On February 14th, Professor Joy L. Delman participated in a conference at the UC San Diego Medical School discussing bioethical issues in medical cases in an Ethics Panel for the fourth year medical students. Professor Delman serves as a member of the UC San Diego Health System Ethics Committee. The conference is held every year for graduating medical students.
The conference was titled “From Principles to Practice,” and the other panelists included Mary Devereaux, Ph.D., Director, Biomedical Ethics Seminars, Assistant Director, Research Ethics Program & San Diego Research Ethics Consortium Department of Pathology UCSD, Angela M. Vieira General Counsel Rady Children's Hospital and Health Center and Janice F Mulligan, Esq, Mulligan & Banham.
The conference was moderated by Lynnette Cederquist, M.D., Clinical Professor UCSD, Chair, Ethics Committee UCSD Health System.
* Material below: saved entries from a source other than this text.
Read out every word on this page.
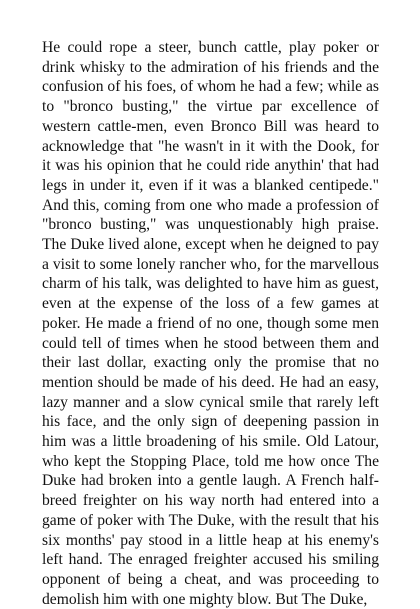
He could rope a steer, bunch cattle, play poker or drink whisky to the admiration of his friends and the confusion of his foes, of whom he had a few; while as to "bronco busting," the virtue par excellence of western cattle-men, even Bronco Bill was heard to acknowledge that "he wasn't in it with the Dook, for it was his opinion that he could ride anythin' that had legs in under it, even if it was a blanked centipede." And this, coming from one who made a profession of "bronco busting," was unquestionably high praise. The Duke lived alone, except when he deigned to pay a visit to some lonely rancher who, for the marvellous charm of his talk, was delighted to have him as guest, even at the expense of the loss of a few games at poker. He made a friend of no one, though some men could tell of times when he stood between them and their last dollar, exacting only the promise that no mention should be made of his deed. He had an easy, lazy manner and a slow cynical smile that rarely left his face, and the only sign of deepening passion in him was a little broadening of his smile. Old Latour, who kept the Stopping Place, told me how once The Duke had broken into a gentle laugh. A French half-breed freighter on his way north had entered into a game of poker with The Duke, with the result that his six months' pay stood in a little heap at his enemy's left hand. The enraged freighter accused his smiling opponent of being a cheat, and was proceeding to demolish him with one mighty blow. But The Duke,
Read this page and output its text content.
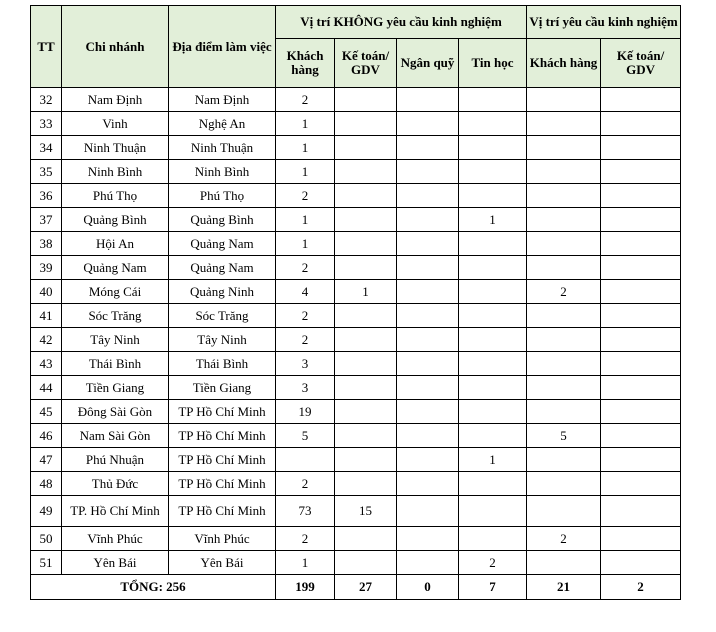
TT	Chi nhánh	Địa điểm làm việc	Vị trí KHÔNG yêu cầu kinh nghiệm				Vị trí yêu cầu kinh nghiệm	
			Khách hàng	Kế toán/ GDV	Ngân quỹ	Tin học	Khách hàng	Kế toán/ GDV
32	Nam Định	Nam Định	2					
33	Vinh	Nghệ An	1					
34	Ninh Thuận	Ninh Thuận	1					
35	Ninh Bình	Ninh Bình	1					
36	Phú Thọ	Phú Thọ	2					
37	Quảng Bình	Quảng Bình	1			1		
38	Hội An	Quảng Nam	1					
39	Quảng Nam	Quảng Nam	2					
40	Móng Cái	Quảng Ninh	4	1			2	
41	Sóc Trăng	Sóc Trăng	2					
42	Tây Ninh	Tây Ninh	2					
43	Thái Bình	Thái Bình	3					
44	Tiền Giang	Tiền Giang	3					
45	Đông Sài Gòn	TP Hồ Chí Minh	19					
46	Nam Sài Gòn	TP Hồ Chí Minh	5				5	
47	Phú Nhuận	TP Hồ Chí Minh				1		
48	Thủ Đức	TP Hồ Chí Minh	2					
49	TP. Hồ Chí Minh	TP Hồ Chí Minh	73	15				
50	Vĩnh Phúc	Vĩnh Phúc	2				2	
51	Yên Bái	Yên Bái	1			2		
TỔNG: 256			199	27	0	7	21	2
Also present but not pictured was Belinda Hein, class of 1989, Director, Risk Management, Director, Interpreter Services, UC San Diego Health System.
The panelists presented and discussed a variety of actual cases involving a wide range of bioethical issues, including questions of autonomy and decision making when a patient requests termination or refusal of treatment that will result in the patient’s death.
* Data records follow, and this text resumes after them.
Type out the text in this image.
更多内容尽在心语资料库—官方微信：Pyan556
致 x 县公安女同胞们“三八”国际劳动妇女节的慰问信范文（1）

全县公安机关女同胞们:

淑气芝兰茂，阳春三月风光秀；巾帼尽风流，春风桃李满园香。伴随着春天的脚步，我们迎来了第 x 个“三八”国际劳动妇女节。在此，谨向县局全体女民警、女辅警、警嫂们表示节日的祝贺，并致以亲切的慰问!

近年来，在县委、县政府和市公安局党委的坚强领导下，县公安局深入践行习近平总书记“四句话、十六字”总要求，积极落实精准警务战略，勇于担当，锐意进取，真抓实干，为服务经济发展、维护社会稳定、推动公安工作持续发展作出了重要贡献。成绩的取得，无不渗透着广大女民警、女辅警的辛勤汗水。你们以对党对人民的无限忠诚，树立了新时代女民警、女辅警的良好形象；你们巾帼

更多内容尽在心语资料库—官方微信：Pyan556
Legal issues of capacity, right to privacy, and informed consent were reviewed with the medical students. Questions from the students raised issues of when those wishes could be exercised by a surrogate making those decisions of behalf of the patient, when depression and pain relief might affect that decision making, and who is the best position to determine whether the patient has decision making capacity.
The panel reviewed procedures for patients to provide advance directives for health care, as well as to appoint surrogates to exercise those wishes on their behalf should they become incapacitated.
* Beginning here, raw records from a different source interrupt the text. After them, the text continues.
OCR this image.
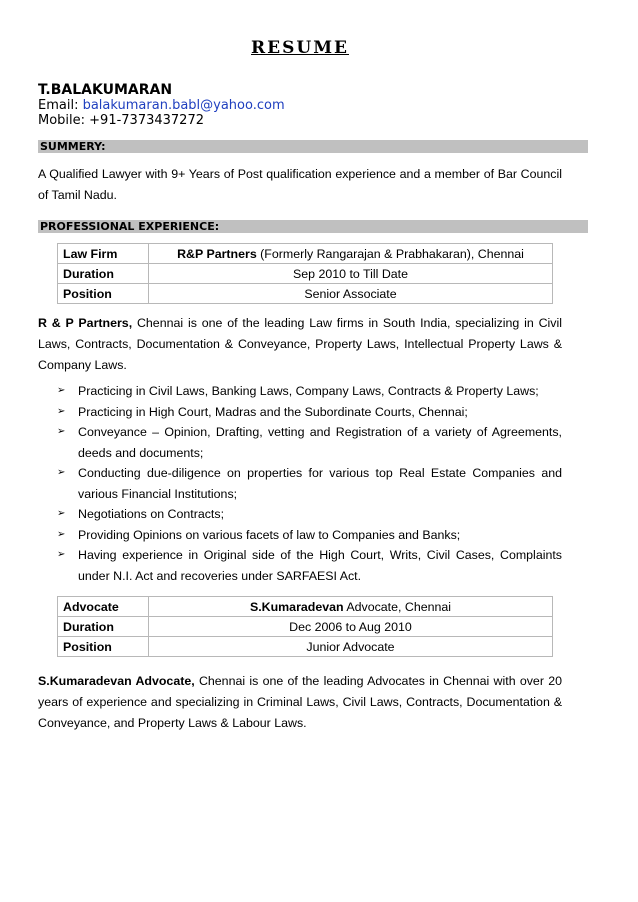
RESUME
T.BALAKUMARAN
Email: balakumaran.babl@yahoo.com
Mobile: +91-7373437272
SUMMERY:
A Qualified Lawyer with 9+ Years of Post qualification experience and a member of Bar Council of Tamil Nadu.
PROFESSIONAL EXPERIENCE:
Law Firm	R&P Partners (Formerly Rangarajan & Prabhakaran), Chennai
Duration	Sep 2010 to Till Date
Position	Senior Associate
R & P Partners, Chennai is one of the leading Law firms in South India, specializing in Civil Laws, Contracts, Documentation & Conveyance, Property Laws, Intellectual Property Laws & Company Laws.
➢ Practicing in Civil Laws, Banking Laws, Company Laws, Contracts & Property Laws;
➢ Practicing in High Court, Madras and the Subordinate Courts, Chennai;
➢ Conveyance – Opinion, Drafting, vetting and Registration of a variety of Agreements, deeds and documents;
➢ Conducting due-diligence on properties for various top Real Estate Companies and various Financial Institutions;
➢ Negotiations on Contracts;
➢ Providing Opinions on various facets of law to Companies and Banks;
➢ Having experience in Original side of the High Court, Writs, Civil Cases, Complaints under N.I. Act and recoveries under SARFAESI Act.
Advocate	S.Kumaradevan Advocate, Chennai
Duration	Dec 2006 to Aug 2010
Position	Junior Advocate
S.Kumaradevan Advocate, Chennai is one of the leading Advocates in Chennai with over 20 years of experience and specializing in Criminal Laws, Civil Laws, Contracts, Documentation & Conveyance, and Property Laws & Labour Laws.
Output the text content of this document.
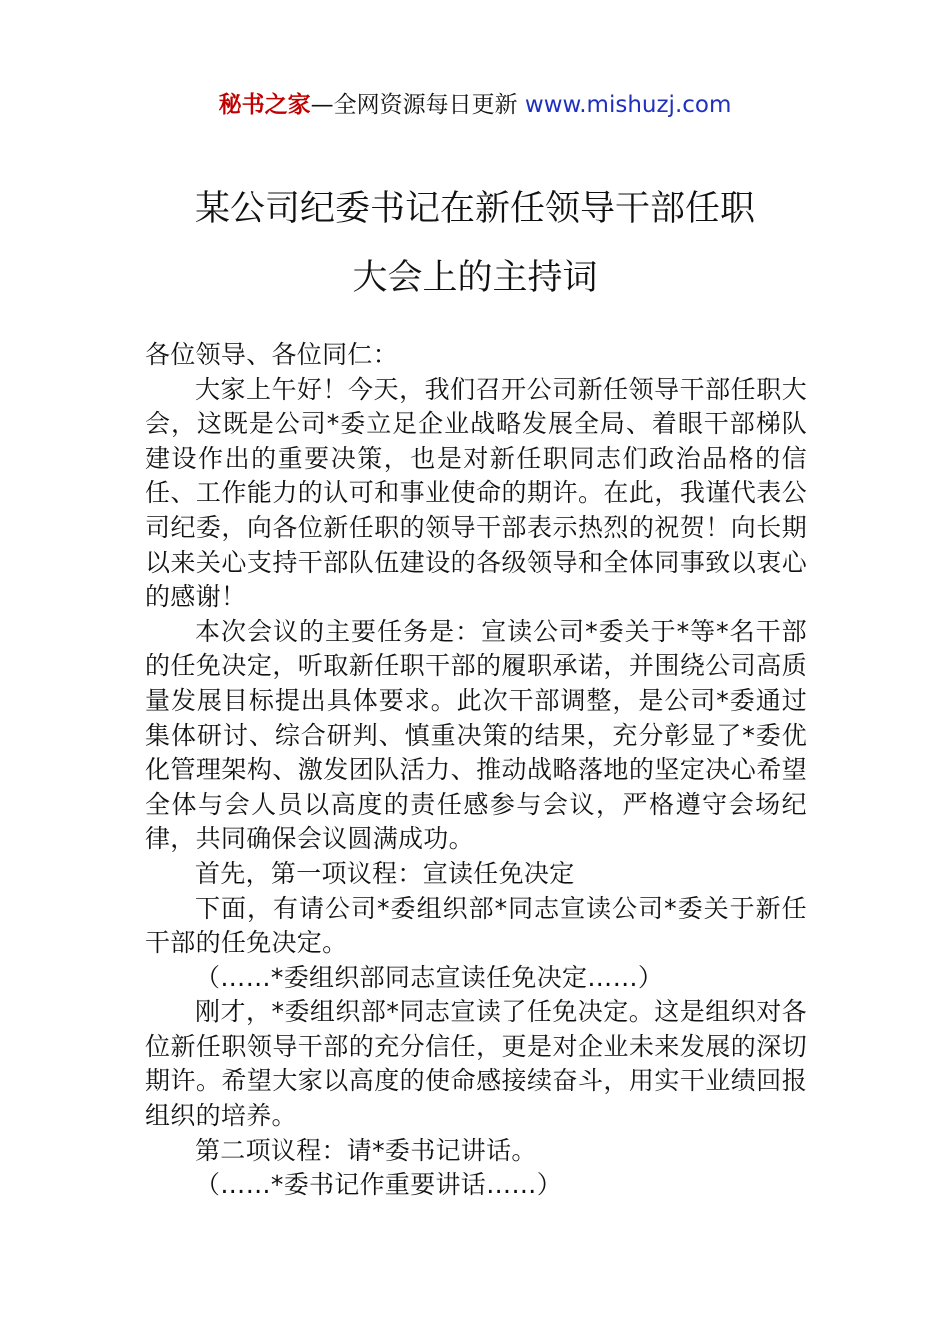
秘书之家—全网资源每日更新 www.mishuzj.com
某公司纪委书记在新任领导干部任职
大会上的主持词

各位领导、各位同仁：

大家上午好！今天，我们召开公司新任领导干部任职大会，这既是公司*委立足企业战略发展全局、着眼干部梯队建设作出的重要决策，也是对新任职同志们政治品格的信任、工作能力的认可和事业使命的期许。在此，我谨代表公司纪委，向各位新任职的领导干部表示热烈的祝贺！向长期以来关心支持干部队伍建设的各级领导和全体同事致以衷心的感谢！

本次会议的主要任务是：宣读公司*委关于*等*名干部的任免决定，听取新任职干部的履职承诺，并围绕公司高质量发展目标提出具体要求。此次干部调整，是公司*委通过集体研讨、综合研判、慎重决策的结果，充分彰显了*委优化管理架构、激发团队活力、推动战略落地的坚定决心希望全体与会人员以高度的责任感参与会议，严格遵守会场纪律，共同确保会议圆满成功。

首先，第一项议程：宣读任免决定

下面，有请公司*委组织部*同志宣读公司*委关于新任干部的任免决定。

（……*委组织部同志宣读任免决定……）

刚才，*委组织部*同志宣读了任免决定。这是组织对各位新任职领导干部的充分信任，更是对企业未来发展的深切期许。希望大家以高度的使命感接续奋斗，用实干业绩回报组织的培养。

第二项议程：请*委书记讲话。

（……*委书记作重要讲话……）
Other cases discussed by the panel addressed issues of managing non-terminally ill patients with severe injuries and no hope of recovery. The panel delved into policies and ethical matters concerning non-beneficial and futile care. The importance of clear, frank, compassionate, and direct communication with family members was discussed. Members of the panel stressed the importance of documentation, not only for treatment purposes, but also in the event of litigation. Withdrawal of treatment in various situations was addressed, as were recent cases involving patients who were declared brain dead but who were kept on ventilators. Definitions of death, and the meaning of life-support versus organ support were reviewed. The importance of making those distinctions clear to the families and to the public is an issue that is quite topical in light of those recent cases. The medical students participated actively in the discussion, raising many questions about actual cases they had. The conference was lively and very well attended.